FTC Seeks To Block Illumina’s Planned $7B Grail Deal

The Federal Trade Commission (FTC) filed a lawsuit Tuesday, March 30, that seeks to block Illumina’s planned US$7.1 billion acquisition of a developer of a long-sought blood test that promises to detect cancer early, reported The Wall Street Journal.

The case sets up a major test for US antitrust enforcement because Illumina’s proposed acquisition of Grail Inc. is a vertical merger of companies that don’t compete head-to-head. Most merger lawsuits involve challenges to so-called horizontal deals that involve the combination of direct rivals.

There has only been one litigated challenge to a vertical merger in more than 40 years: the Justice Department’s 2017 case against AT&T’s acquisition of Time Warner, which the government lost.

Grail is among a number of companies that are trying to develop blood-based tests for detecting cancers early. The tests, known as liquid biopsies, look in blood samples for genetic signs of cancer.

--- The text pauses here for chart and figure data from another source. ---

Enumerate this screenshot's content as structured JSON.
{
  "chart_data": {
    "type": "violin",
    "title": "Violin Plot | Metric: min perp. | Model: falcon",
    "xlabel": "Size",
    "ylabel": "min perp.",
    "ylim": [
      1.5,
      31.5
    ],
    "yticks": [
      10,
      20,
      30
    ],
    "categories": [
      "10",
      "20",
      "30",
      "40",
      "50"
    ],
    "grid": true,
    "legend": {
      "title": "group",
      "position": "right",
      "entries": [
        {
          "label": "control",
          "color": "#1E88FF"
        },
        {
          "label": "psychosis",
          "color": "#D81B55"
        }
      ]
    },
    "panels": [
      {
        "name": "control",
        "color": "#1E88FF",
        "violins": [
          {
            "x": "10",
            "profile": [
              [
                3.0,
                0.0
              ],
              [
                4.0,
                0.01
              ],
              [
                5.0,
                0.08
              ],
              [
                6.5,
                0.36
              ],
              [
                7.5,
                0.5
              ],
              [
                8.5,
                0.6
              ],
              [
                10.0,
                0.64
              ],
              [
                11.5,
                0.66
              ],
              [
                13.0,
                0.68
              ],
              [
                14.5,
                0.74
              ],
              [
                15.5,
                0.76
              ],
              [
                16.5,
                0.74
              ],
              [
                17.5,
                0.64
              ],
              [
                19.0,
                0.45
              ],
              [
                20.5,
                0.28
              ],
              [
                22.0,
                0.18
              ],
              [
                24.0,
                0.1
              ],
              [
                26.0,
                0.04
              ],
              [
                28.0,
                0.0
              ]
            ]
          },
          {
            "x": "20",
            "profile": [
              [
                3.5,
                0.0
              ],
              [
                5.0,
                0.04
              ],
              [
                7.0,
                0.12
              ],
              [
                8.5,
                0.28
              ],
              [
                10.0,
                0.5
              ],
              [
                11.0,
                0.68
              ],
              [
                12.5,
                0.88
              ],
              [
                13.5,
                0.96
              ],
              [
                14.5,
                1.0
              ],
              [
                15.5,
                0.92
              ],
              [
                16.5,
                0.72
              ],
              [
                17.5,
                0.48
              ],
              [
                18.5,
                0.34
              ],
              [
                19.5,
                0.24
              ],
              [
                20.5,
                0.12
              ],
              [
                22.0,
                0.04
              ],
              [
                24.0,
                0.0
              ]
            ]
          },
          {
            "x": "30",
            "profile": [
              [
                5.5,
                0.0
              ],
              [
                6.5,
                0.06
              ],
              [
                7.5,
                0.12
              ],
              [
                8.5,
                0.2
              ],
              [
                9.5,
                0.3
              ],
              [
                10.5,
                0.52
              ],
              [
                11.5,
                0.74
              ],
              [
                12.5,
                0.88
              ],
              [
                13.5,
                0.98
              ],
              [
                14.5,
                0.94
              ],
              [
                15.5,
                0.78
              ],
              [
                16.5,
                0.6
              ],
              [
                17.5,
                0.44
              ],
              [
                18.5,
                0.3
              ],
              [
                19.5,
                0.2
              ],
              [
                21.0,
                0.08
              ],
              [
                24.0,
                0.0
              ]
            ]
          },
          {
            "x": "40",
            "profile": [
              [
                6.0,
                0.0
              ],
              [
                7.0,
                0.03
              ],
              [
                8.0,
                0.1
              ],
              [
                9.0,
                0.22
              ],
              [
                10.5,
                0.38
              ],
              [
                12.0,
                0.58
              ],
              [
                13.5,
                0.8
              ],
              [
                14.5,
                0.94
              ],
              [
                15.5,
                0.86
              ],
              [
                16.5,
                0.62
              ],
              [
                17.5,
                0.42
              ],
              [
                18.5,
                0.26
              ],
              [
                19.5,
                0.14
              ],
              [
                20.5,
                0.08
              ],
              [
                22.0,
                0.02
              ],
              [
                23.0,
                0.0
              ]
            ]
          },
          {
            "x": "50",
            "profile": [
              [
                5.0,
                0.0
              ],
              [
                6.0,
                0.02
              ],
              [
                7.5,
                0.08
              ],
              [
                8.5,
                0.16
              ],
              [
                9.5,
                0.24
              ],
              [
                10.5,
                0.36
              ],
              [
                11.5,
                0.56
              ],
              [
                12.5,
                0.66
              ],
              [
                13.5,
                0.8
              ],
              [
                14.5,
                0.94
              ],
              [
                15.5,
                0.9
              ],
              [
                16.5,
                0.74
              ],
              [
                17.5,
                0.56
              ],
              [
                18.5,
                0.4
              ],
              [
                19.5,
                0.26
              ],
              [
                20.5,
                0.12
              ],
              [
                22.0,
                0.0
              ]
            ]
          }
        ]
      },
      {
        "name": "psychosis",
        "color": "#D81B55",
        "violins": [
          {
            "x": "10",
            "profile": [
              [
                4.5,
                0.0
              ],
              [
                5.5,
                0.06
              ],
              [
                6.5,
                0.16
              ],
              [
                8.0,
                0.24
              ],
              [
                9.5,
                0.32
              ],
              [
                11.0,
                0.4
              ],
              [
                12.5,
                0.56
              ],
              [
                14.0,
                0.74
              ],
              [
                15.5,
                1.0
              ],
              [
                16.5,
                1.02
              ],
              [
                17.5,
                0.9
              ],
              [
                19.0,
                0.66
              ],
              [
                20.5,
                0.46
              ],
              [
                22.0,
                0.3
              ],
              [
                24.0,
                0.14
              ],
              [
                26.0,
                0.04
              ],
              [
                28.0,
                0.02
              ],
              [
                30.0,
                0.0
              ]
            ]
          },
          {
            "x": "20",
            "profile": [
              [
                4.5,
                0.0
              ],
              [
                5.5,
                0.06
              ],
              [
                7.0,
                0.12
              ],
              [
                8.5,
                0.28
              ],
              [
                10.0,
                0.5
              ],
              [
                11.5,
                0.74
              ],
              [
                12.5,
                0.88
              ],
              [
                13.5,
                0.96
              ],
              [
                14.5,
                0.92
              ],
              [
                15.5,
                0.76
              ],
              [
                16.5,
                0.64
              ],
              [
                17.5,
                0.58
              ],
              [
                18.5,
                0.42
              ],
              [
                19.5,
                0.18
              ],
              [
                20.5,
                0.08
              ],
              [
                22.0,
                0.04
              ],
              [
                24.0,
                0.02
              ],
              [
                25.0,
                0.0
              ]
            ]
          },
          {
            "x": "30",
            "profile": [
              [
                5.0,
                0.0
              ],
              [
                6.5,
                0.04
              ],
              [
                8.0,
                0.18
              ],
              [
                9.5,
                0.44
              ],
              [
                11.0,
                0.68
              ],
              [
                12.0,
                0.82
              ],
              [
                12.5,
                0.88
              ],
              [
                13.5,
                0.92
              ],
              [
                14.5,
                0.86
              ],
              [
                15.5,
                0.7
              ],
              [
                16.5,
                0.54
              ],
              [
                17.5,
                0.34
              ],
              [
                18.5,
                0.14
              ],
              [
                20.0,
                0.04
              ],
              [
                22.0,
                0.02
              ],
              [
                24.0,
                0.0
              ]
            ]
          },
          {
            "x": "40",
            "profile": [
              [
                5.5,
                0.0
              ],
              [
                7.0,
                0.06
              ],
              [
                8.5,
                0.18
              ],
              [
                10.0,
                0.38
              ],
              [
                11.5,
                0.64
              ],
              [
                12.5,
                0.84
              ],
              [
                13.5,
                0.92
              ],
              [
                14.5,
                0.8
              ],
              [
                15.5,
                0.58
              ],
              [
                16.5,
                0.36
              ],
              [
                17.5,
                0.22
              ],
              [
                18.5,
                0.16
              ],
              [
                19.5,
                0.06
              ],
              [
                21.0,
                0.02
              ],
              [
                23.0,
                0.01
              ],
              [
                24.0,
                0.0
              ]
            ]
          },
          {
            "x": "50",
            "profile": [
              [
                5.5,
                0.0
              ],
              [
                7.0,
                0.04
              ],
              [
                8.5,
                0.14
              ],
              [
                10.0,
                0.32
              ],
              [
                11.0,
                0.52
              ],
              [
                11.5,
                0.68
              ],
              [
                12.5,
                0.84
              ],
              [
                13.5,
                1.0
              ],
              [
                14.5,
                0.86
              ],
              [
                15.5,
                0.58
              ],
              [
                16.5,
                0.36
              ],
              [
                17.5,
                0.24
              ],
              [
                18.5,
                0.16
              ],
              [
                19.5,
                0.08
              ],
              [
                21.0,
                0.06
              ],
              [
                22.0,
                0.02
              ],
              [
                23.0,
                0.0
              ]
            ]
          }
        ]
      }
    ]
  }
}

Illumina develops and sells next-generation sequencing machines that run these tests, and the chemicals used in them. It founded Grail in 2016 and owns a 15% stake in the company. Illumina announced its intent to buy the remaining stake last year, as Grail was preparing to go public.

The FTC’s lawsuit alleges the deal would diminish innovation in the US market for multicancer early detection tests. Test developers have no choice but to use Illumina’s instruments, and because of its role as a critical supplier, Illumina could raise the prices it charges to Grail’s competitors and impede their research and development efforts, the commission alleged.